Der Traum des Milliardärs vom „starken Mann“
Mark Zuckerberg bewundert den ersten römischen Kaiser Augustus als Vorbild. Das ist bedenklich.
Wer uns heute mitteilt, wer seine Helden in der Geschichte sind, der legt viel über seinen Charakter und sein Weltbild offen, vielleicht mehr als ihm bei näherem Nachdenken lieb ist. So werden Friedfertige wohl Mahatma Gandhi oder Nelson Mandela als Vorbilder nennen, Kriegerische Julius Cäsar oder den Karthager Hannibal Barkas. Jörg Haider hat zwar nie gesagt, wen er ganz besonders verehre, wohl aber, dass er Winston Churchill ganz besonders verachte. Wer einen der Sieger über die Barbarei Hitlerdeutschlands verachtet, der wird wohl – ach, da soll sich jeder selbst seinen Reim drauf machen.
Mark Zuckerberg, Erfinder von Facebook, das manche als brillante Errungenschaft, andere als eine Landplage betrachten, hat kürzlich einer Zeitschrift offenbart, dass er den ersten römischen Kaiser, Augustus, ganz besonders bewundere. Denn Augustus habe „im Wesentlichen durch ziemlich harte Maßnahmen zwei Jahrhunderte Frieden gebracht“. Da ist etwas dran. Vor Augustus zerfleischte sich Rom in einer Serie von Bürgerkriegen über mehr als ein Jahrhundert. Danach lebte das Reich in einer Phase der Stabilität und Sicherheit.
Freilich gibt es da zwei Einschränkungen. Zum einen galten die „zwei Jahrhunderte Frieden“für das Römische Reich.
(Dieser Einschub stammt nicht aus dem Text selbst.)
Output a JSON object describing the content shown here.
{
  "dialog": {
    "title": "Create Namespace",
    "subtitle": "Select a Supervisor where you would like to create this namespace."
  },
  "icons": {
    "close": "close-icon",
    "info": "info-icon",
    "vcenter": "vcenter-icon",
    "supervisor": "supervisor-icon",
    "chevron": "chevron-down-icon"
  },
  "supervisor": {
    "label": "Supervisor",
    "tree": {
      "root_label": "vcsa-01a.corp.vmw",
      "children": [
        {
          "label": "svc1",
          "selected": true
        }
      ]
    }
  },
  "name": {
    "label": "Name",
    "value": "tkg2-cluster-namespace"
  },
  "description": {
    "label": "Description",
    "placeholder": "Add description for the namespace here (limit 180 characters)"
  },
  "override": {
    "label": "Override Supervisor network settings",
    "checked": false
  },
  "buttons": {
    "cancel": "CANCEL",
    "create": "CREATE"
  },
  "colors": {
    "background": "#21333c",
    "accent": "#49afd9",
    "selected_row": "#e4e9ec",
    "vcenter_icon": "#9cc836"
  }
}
Seine Nachbarn hingegen waren weiterhin dem Expansionsdrang Roms ausgesetzt und litten unter der Brutalität des Imperiums.
Zum anderen hat Augustus auf dem Weg zu seiner Inthronisation als Kaiser etliches angerichtet: Er hat die Römische Republik abgeschafft, die immerhin demokratische Elemente der Bürgermitbestimmung entwickelt hatte. Sein Weg zur Macht war mit so vielen Leichen gepflastert wie der keines anderen Herrschers seiner Zeit. Er hat die Stadt Rom militärisch besetzt und sich an die Macht geputscht. Er hat seine politischen Feinde nicht bloß kaltge- stellt, sondern kaltgemacht: Nach seiner Machtergreifung erlitten Tausende seiner politischen Gegner einen grausamen Tod.
Nun kann man vermuten, dass Zuckerberg nur die glorreiche Version von Augustus’ Geschichte gelesen hat – dann wäre er ein Dummkopf. Oder man nimmt an, dass er die Brutalität des römischen Kaisers für ein notwendiges Übel hält. Dann ist er ein bedenkliches Beispiel für jene Leute, die die Demokratie für gescheitert halten und gerne einen „starken Mann“an der Spitze sähen.
Wir haben schon genug Politiker, die sich selbst für die Idealbesetzung solch eines „starken Mannes“halten, von Orbán über Erdoğan bis zu Putin und Trump. Da wäre es hilfreich, wollten sich die großen Wirtschaftsbosse nicht auch noch als Verehrer von Tyrannen und Diktatoren outen.